Video posted online shows the speedboat racing towards the shore in Carlsbad on Saturday, narrowly missing a nearby surfer.
Almost as soon as it landed, a group of adult migrants were seen jumping off the boat and sprinting towards a row of oceanfront houses.
The migrants were then seen piling into a black SUV near Ocean Street, but the driver appeared to be in such a rush that one woman almost fell out as it started moving.
Other migrants who were not able to fit inside the vehicle were then seen crossing the street, and walking into the affluent city.
“It looked like it was a planned deal,” resident Susan Hargis told KUSI.
The man who filmed the incident also said it “looked like a military exercise,” as he told KGTV he counted 22 people jumping off the speedboat.
“To see it live like that, I mean even police and border patrol said they never caught it live like I did,” the unidentified resident said.
“So to see one coming toward the shore at 40, 45 miles an hour and not turning, it was like a movie… and the lifeguards were just sitting there, so I thought it was a planned, staged event.”
Border Patrol agents were notified by police that the boat came ashore at around 11 a.m. on Saturday, and found an abandoned vessel “consistent with human smuggling,” a spokesperson for the agency told The Post.
No arrests have been made, and an investigation is ongoing, the spokesman added.
But the video came as the San Diego border sector recorded the highest number of encounters in the country over the past week, with 6,997 encounters, KUSI reports.
Between 2020 and 2023, there has also been a 139% increase in human smuggling events.
At the same time, nearly 8,000 people have been apprehended while trying to enter the US illegally through the Pacific Ocean, its coastlines or its inlets, according to Fox News.

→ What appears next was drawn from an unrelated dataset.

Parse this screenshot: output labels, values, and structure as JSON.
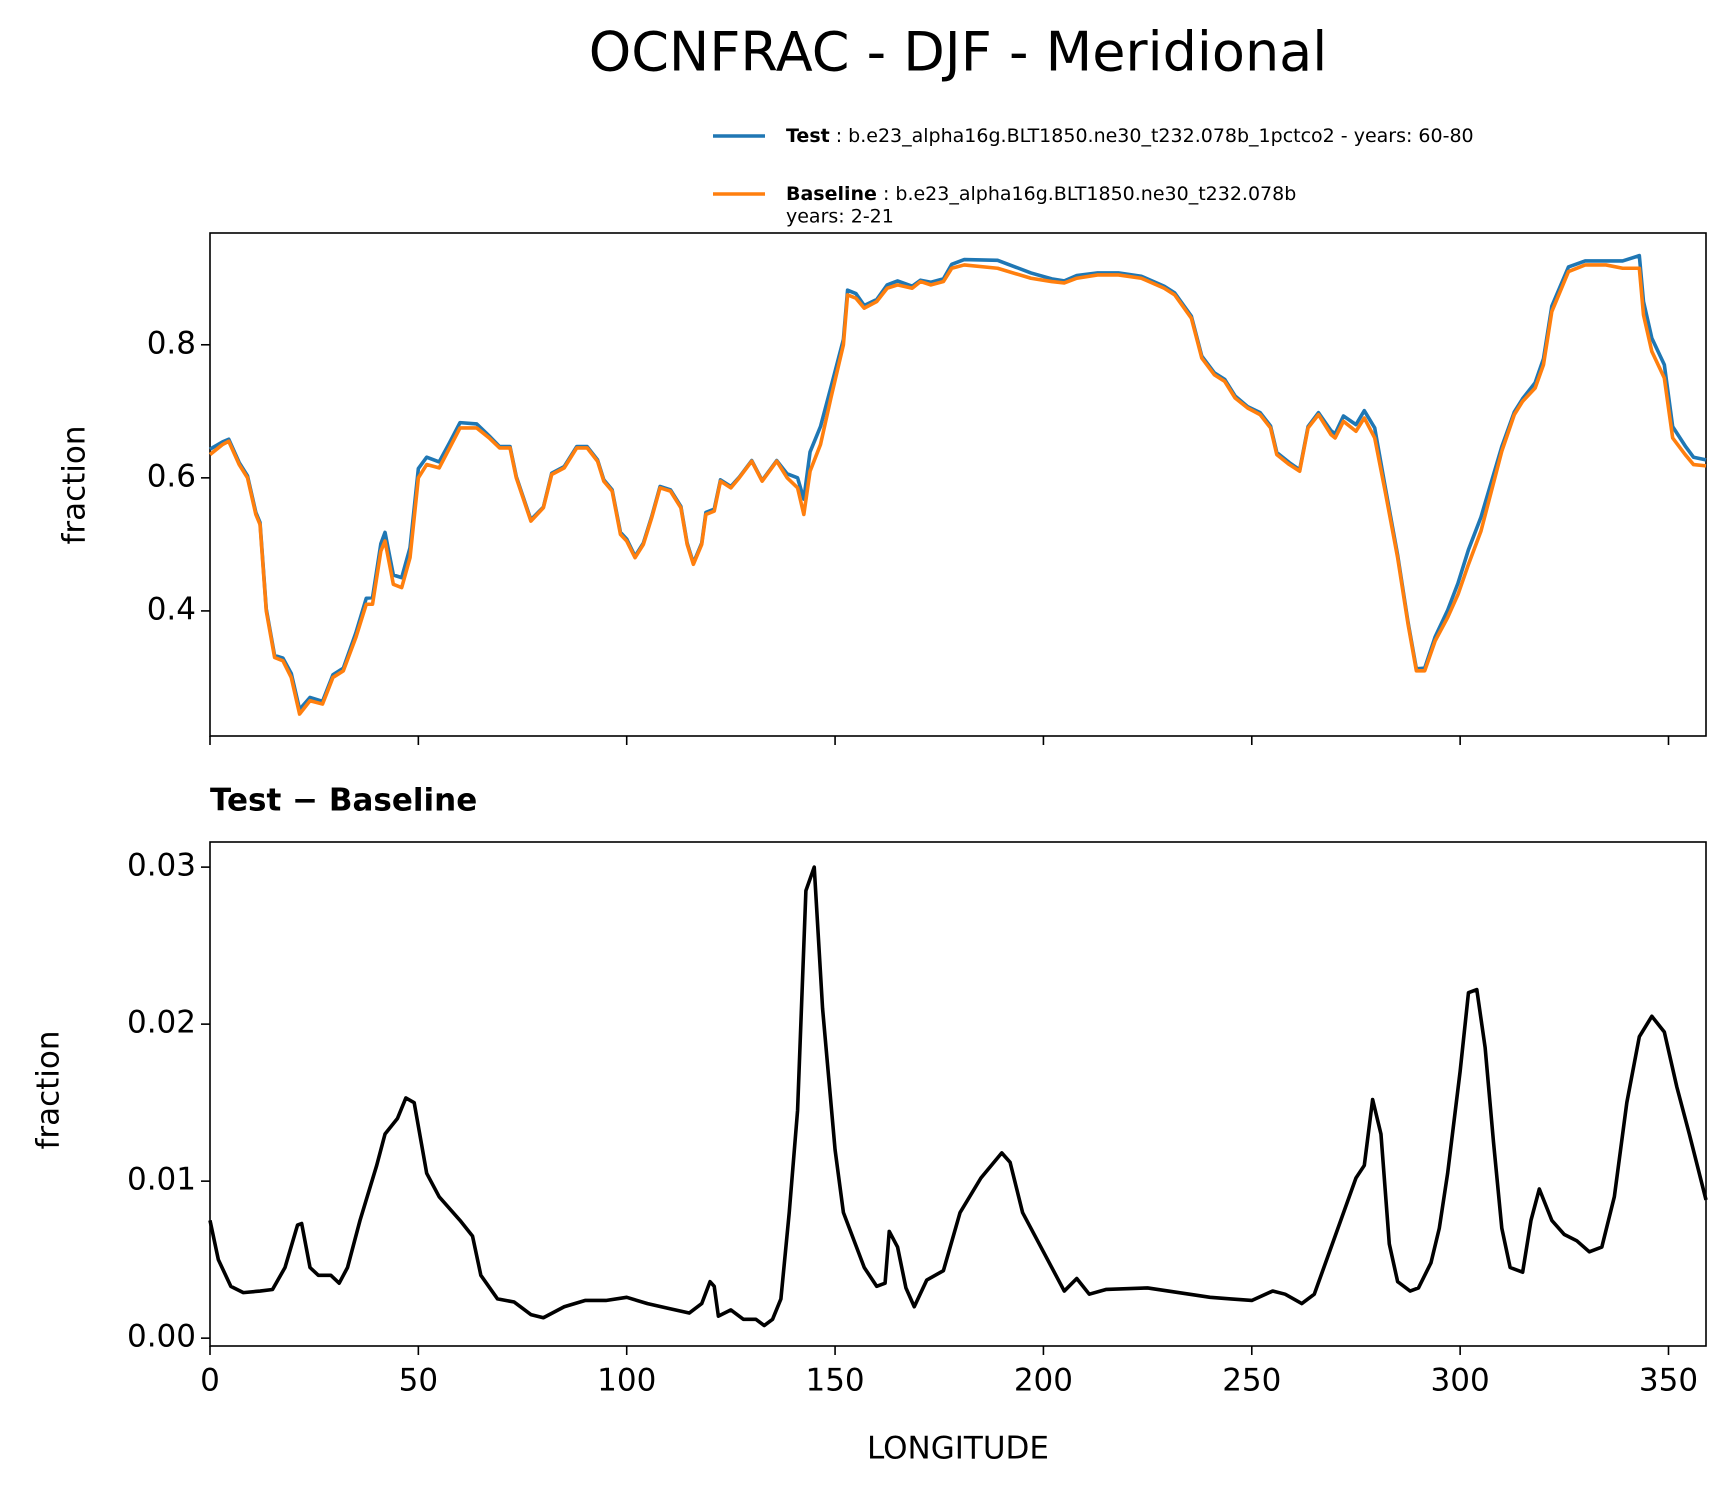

Migrant drowning deaths off the coast of San Diego County have also spiked in recent years, with 33 migrant deaths between 2020 to 2023, compared to just one in the previous four years.
Researchers have hypothesized that the rise could be linked to the increase in the border fence height from 17 feet to 30 feet — prompting some migrants to cross via water.
“Smugglers have convinced migrants that the maritime environment is an easier route. It’s more of a sure thing,” said Brandon Tucker, the director of Customs and Border Patrol’s Air and Marine Operations in San Diego, adding that people with hip, knee or other mobility issues may also prefer to travel by boat.